Romeo and Juliet is a brilliant play about a young boy and girl, whom fall deeply in love with each other. Romeo is from the house of Montague, while Juliet is from the house of Capulet. Both families have been feuding with each other for a long time; however, despite
the families feuding, Romeo and Juliet marry each other in secrecy. This is an example of forbidden love. In Romeo and Juliet the two main characters rush into love and it didn’t end up the way they planned it to. They see each other’s seen beauty and think they will live happily together, but things change throughout the story that take a turn for the worst. Romeo gets banished from Verona making their love for each other hard making them sneak around to manage it. Juliet pretends to kill herself so Romeo would come back but Romeo goes back thinking Juliet actually killed herself, so he decides he must kill himself. Juliet wakes up and sees her love dead and decides if she cannot live with Romeo she will not live at all, and kills herself also. The first time Romeo sees Juliet he says, “Did my heart love till? / Forswear it sight! / For I ne’er saw true beauty till this night” (1.5). Romeo without hesitating decides that he is in love with Juliet now even though he has not spoken to her at all.
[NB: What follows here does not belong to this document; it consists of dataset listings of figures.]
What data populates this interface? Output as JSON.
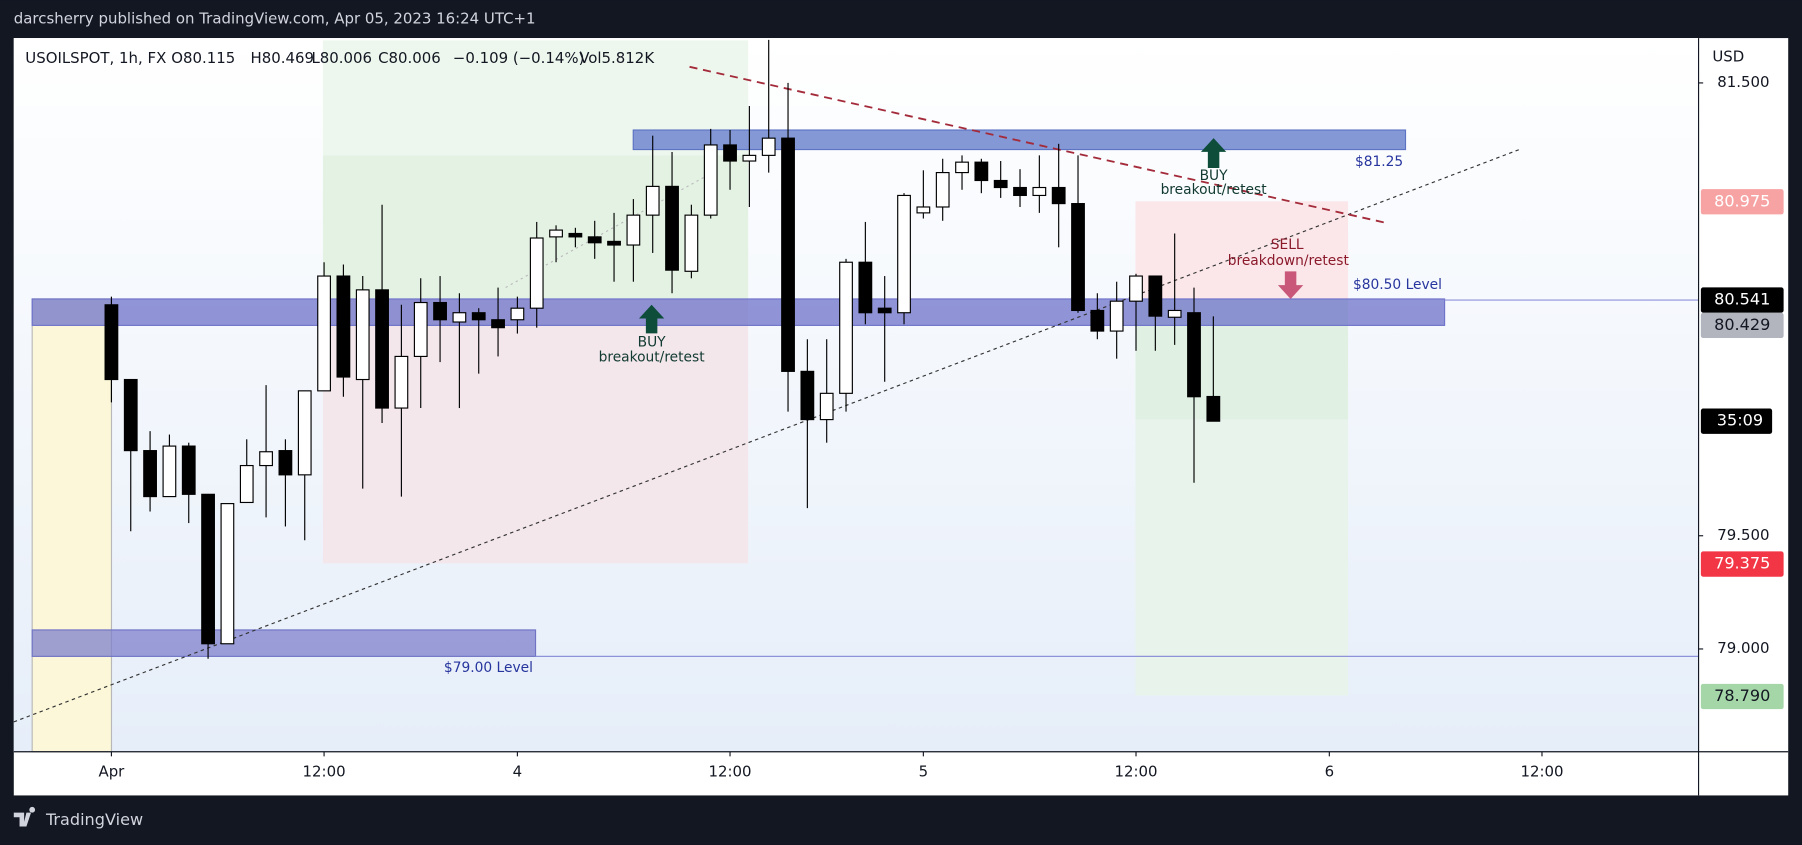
{
  "header": {
    "publisher": "darcsherry published on TradingView.com, Apr 05, 2023 16:24 UTC+1"
  },
  "chart_data": {
    "type": "candlestick",
    "legend": [
      "USOILSPOT, 1h, FX",
      "O80.115",
      "H80.469",
      "L80.006",
      "C80.006",
      "−0.109 (−0.14%)",
      "Vol5.812K"
    ],
    "open": [
      80.52,
      80.19,
      79.876,
      79.673,
      79.896,
      79.683,
      79.023,
      79.647,
      79.81,
      79.876,
      79.769,
      80.14,
      80.647,
      80.19,
      80.586,
      80.064,
      80.292,
      80.53,
      80.444,
      80.485,
      80.454,
      80.454,
      80.505,
      80.82,
      80.835,
      80.82,
      80.8,
      80.784,
      80.916,
      81.043,
      80.668,
      80.916,
      81.226,
      81.155,
      81.18,
      81.256,
      80.226,
      80.013,
      80.129,
      80.708,
      80.505,
      80.485,
      80.926,
      80.952,
      81.104,
      81.15,
      81.069,
      81.038,
      81.003,
      81.038,
      80.967,
      80.495,
      80.404,
      80.536,
      80.647,
      80.465,
      80.485,
      80.115
    ],
    "high": [
      80.556,
      80.19,
      79.962,
      79.947,
      79.911,
      79.683,
      79.642,
      79.926,
      80.165,
      79.926,
      80.14,
      80.708,
      80.698,
      80.647,
      80.962,
      80.52,
      80.637,
      80.647,
      80.571,
      80.505,
      80.596,
      80.556,
      80.886,
      80.871,
      80.86,
      80.891,
      80.926,
      80.987,
      81.267,
      81.195,
      80.962,
      81.297,
      81.292,
      81.398,
      81.69,
      81.5,
      80.368,
      80.368,
      80.723,
      80.886,
      80.647,
      81.013,
      81.114,
      81.165,
      81.18,
      81.165,
      81.155,
      81.119,
      81.18,
      81.231,
      81.18,
      80.571,
      80.622,
      80.657,
      80.647,
      80.835,
      80.596,
      80.469
    ],
    "low": [
      80.089,
      79.52,
      79.607,
      79.673,
      79.556,
      78.957,
      79.023,
      79.647,
      79.581,
      79.541,
      79.48,
      80.14,
      80.114,
      79.708,
      79.998,
      79.673,
      80.064,
      80.267,
      80.064,
      80.216,
      80.292,
      80.393,
      80.419,
      80.708,
      80.774,
      80.723,
      80.622,
      80.622,
      80.749,
      80.571,
      80.637,
      80.901,
      81.028,
      80.952,
      81.104,
      80.048,
      79.622,
      79.911,
      80.048,
      80.434,
      80.18,
      80.434,
      80.901,
      80.891,
      81.028,
      81.013,
      80.992,
      80.952,
      80.926,
      80.774,
      80.485,
      80.368,
      80.282,
      80.317,
      80.317,
      80.343,
      79.734,
      80.006
    ],
    "close": [
      80.19,
      79.876,
      79.673,
      79.896,
      79.683,
      79.023,
      79.642,
      79.81,
      79.871,
      79.769,
      80.14,
      80.647,
      80.201,
      80.586,
      80.064,
      80.292,
      80.53,
      80.454,
      80.485,
      80.454,
      80.419,
      80.505,
      80.815,
      80.85,
      80.82,
      80.794,
      80.784,
      80.916,
      81.043,
      80.673,
      80.916,
      81.226,
      81.155,
      81.18,
      81.256,
      80.226,
      80.013,
      80.129,
      80.708,
      80.485,
      80.485,
      81.003,
      80.952,
      81.104,
      81.15,
      81.069,
      81.038,
      81.003,
      81.038,
      80.967,
      80.495,
      80.404,
      80.536,
      80.647,
      80.47,
      80.495,
      80.114,
      80.006
    ],
    "up_color": "#ffffff",
    "down_color": "#000000",
    "xlim": [
      -5.05,
      82.1
    ],
    "xticks": [
      {
        "value": 0,
        "label": "Apr"
      },
      {
        "value": 11,
        "label": "12:00"
      },
      {
        "value": 21,
        "label": "4"
      },
      {
        "value": 32,
        "label": "12:00"
      },
      {
        "value": 42,
        "label": "5"
      },
      {
        "value": 53,
        "label": "12:00"
      },
      {
        "value": 63,
        "label": "6"
      },
      {
        "value": 74,
        "label": "12:00"
      }
    ],
    "ylim": [
      78.546,
      81.698
    ],
    "yticks": [
      {
        "value": 81.5,
        "label": "81.500"
      },
      {
        "value": 79.5,
        "label": "79.500"
      },
      {
        "value": 79.0,
        "label": "79.000"
      }
    ],
    "y_label": "USD",
    "price_labels": [
      {
        "value": 80.975,
        "label": "80.975",
        "color": "#f7a3a3",
        "text_color": "#ffffff"
      },
      {
        "value": 80.541,
        "label": "80.541",
        "color": "#000000",
        "text_color": "#ffffff"
      },
      {
        "value": 80.429,
        "label": "80.429",
        "color": "#b2b5be",
        "text_color": "#131722"
      },
      {
        "value": 79.375,
        "label": "79.375",
        "color": "#f23645",
        "text_color": "#ffffff"
      },
      {
        "value": 78.79,
        "label": "78.790",
        "color": "#a5d6a7",
        "text_color": "#131722"
      }
    ],
    "countdown": "35:09",
    "annotations": [
      "BUY",
      "breakout/retest",
      "BUY",
      "breakout/retest",
      "SELL",
      "breakdown/retest",
      "$80.50 Level",
      "$81.25",
      "$79.00 Level"
    ]
  },
  "footer": {
    "brand": "TradingView"
  }
}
Which brings us into unrequited love and the 'one sided' love between Romeo and Rosaline. You are never positive if someone really loves you or not. All you know is that you truly love them. That is what makes unrequited love difficult for people. In Romeo and Juliet, unrequited love is present whether it was apparent or implied, we don’t know. When we are introduced to the character Romeo, he is infatuated by Rosaline which he thought was love at first sight, but she happens to not be in love with him and plans to become a nun. Romeo is in love with Rosaline while Paris falls in love with Juliet which are the most obvious examples in Romeo and Juliet. Romeo's apparent "love" for Juliet is no different than his love for Rosaline because Romeo is in love with the idea of being in love.
Although, I do believe there is an unrequited love between Juliet and her parents. In Romeo and Juliet, love and hate are just two emotions on the same side. Both emotions are intense emotions that as Benvolio says, get the "mad blood stirring" (3.1.4). When the hatred is going on between the Montagues and Capulets, it finally pushes Romeo and Juliet to their tragic deaths but which their parents thought they were doing right for their children. But if they're just two emotions on the same side, then can this kind of passionate love even exist without hate?